DYNAMIC EVAPORITE CRYSTALLIZATION AND DISSOLUTION IN A SALINE PAN: ENVIRONMENTAL AND PETROGRAPHIC OBSERVATIONS OF EVAPORITE CRUSTS AT THE BONNEVILLE SALT FLATS, UTAH, USA

The Bonneville Salt Flats is a dynamic saline pan in Utah. Natural and anthropogenic processes, including fluctuating hydrological balances, eolian transport, solute cycling through brine mining and replenishment, and surface disruption, influence this system. This research focuses on the interactions of the evaporite crust and liquid and vapor water movement. It utilizes visual and surficial environmental observations, and groundwater temperature, level, density, and compositional measurements at differing temporal scales over three years. These new high-resolution environmental observations yield insights into the timing and mechanisms of halite growth and dissolution. These data show that 1) there is ~2 cm diurnal fluctuation in the groundwater table with the highest level occurring in the middle of the day, 2) the density of groundwater within the evaporite crust fluctuates on two to five day periods, suggesting circulation, 3) evaporation rates are controlled by surface moisture and reduced by over a factor of ten when the surface is desiccated.

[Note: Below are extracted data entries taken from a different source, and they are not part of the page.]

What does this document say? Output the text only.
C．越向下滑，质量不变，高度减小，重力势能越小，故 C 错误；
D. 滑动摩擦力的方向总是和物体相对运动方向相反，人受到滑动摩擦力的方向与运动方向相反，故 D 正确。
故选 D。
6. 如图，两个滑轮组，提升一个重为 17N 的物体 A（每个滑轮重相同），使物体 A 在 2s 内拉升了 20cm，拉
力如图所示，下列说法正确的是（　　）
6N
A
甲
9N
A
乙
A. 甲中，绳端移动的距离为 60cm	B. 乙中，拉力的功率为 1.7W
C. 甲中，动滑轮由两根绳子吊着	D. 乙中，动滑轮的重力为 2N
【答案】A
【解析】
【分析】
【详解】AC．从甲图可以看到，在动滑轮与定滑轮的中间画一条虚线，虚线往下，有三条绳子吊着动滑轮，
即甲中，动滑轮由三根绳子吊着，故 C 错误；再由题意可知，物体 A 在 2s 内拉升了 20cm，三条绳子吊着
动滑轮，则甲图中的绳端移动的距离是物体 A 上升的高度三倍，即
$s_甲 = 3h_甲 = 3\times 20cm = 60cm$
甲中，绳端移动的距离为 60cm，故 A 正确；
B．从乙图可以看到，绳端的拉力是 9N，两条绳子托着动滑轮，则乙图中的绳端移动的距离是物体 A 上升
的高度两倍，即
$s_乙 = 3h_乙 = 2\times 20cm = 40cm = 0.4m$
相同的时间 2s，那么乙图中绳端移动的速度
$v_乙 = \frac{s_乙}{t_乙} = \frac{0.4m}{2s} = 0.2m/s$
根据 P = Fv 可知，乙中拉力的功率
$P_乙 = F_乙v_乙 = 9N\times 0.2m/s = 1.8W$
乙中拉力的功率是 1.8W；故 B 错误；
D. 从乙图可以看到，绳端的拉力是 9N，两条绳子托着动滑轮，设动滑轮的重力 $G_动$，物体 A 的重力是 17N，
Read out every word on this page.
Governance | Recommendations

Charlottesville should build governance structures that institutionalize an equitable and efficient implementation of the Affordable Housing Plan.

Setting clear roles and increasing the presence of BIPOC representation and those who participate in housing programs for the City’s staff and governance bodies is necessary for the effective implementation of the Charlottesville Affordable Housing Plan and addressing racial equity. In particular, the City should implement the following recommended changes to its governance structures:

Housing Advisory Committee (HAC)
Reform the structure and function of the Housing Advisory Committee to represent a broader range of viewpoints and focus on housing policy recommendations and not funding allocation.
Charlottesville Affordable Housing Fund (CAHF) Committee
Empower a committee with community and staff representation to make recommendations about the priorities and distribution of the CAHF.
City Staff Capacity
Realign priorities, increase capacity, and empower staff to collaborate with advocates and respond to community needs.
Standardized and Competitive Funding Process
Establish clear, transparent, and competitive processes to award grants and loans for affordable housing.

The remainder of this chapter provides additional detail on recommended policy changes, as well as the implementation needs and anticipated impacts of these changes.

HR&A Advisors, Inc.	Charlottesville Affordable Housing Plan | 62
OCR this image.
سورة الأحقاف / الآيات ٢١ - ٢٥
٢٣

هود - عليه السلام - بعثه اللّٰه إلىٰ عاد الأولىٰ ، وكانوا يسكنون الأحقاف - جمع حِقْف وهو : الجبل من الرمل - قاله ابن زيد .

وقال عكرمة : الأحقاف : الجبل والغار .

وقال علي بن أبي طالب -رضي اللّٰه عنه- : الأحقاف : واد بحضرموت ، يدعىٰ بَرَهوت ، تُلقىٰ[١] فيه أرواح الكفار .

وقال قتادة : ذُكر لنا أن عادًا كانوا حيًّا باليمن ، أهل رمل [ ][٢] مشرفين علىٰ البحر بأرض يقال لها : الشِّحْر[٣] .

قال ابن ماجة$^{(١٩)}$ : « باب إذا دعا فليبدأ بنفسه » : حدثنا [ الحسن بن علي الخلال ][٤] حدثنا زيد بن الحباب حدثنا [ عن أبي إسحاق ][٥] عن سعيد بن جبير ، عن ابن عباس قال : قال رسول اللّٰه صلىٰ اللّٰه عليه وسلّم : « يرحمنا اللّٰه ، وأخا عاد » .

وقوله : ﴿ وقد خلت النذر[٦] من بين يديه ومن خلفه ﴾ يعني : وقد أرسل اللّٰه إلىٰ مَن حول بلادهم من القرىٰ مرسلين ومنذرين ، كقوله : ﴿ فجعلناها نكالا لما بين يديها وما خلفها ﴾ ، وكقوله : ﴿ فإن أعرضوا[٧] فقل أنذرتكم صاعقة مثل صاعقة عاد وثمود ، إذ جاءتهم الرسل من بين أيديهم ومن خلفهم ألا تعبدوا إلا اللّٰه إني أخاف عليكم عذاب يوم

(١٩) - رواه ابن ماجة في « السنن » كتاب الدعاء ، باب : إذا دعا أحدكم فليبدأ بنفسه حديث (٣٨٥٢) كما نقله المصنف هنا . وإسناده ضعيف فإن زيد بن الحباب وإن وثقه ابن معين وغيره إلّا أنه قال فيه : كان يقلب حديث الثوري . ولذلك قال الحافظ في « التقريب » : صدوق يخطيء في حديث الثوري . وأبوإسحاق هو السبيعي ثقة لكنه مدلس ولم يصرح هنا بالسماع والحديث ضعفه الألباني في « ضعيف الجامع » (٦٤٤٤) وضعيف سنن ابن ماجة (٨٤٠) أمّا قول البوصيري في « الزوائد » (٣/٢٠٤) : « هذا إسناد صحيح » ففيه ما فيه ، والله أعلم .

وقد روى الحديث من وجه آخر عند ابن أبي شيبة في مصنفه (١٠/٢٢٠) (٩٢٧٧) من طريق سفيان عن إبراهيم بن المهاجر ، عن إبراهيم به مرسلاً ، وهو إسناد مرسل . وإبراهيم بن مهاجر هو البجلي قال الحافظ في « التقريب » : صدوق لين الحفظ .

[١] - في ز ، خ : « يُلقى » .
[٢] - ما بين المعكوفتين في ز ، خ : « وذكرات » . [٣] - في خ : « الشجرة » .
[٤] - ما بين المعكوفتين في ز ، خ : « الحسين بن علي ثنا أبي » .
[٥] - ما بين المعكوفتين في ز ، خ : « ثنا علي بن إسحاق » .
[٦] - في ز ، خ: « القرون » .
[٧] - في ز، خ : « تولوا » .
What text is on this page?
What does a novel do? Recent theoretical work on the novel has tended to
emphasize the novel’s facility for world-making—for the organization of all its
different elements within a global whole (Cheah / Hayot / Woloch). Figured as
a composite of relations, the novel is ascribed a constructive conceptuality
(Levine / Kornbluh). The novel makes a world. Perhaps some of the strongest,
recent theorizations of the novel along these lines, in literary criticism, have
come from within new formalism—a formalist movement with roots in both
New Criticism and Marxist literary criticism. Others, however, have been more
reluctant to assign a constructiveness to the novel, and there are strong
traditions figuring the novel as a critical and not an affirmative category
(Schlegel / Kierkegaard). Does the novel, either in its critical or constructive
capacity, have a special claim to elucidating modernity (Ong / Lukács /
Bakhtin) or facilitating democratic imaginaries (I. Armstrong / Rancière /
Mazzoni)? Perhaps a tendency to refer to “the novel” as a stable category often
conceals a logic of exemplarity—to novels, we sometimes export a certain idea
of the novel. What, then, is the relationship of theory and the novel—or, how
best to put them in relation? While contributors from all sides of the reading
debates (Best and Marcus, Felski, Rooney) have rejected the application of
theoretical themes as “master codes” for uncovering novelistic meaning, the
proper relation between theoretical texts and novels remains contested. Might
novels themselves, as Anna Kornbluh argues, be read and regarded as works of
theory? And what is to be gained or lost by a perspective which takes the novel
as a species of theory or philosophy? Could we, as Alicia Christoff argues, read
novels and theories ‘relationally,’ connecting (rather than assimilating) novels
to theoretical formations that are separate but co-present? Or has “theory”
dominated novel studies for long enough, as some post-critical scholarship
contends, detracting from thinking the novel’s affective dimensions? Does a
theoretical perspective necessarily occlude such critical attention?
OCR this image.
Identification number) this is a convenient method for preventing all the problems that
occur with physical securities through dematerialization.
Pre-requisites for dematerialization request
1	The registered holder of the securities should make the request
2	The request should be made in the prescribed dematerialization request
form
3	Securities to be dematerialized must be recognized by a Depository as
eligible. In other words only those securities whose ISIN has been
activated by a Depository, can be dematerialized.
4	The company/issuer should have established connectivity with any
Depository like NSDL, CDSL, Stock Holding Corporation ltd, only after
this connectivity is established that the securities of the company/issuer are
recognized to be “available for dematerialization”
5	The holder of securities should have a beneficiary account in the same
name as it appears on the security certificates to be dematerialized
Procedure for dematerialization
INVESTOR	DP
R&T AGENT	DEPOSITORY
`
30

Observed processes vary depending upon the surface state of BSF – flooded or desiccated. These observations suggest that halite growth from the evaporation of brine is minimal when the surface is desiccated. Periodic fluctuations in groundwater density and level may enhance subsurface halite dissolution and precipitation. These environmental observations are placed within the context of BSF’s well-characterized evaporite morphologies. They enhance our understanding of the physical processes that affect saline pan diagenesis and microbial ecosystems.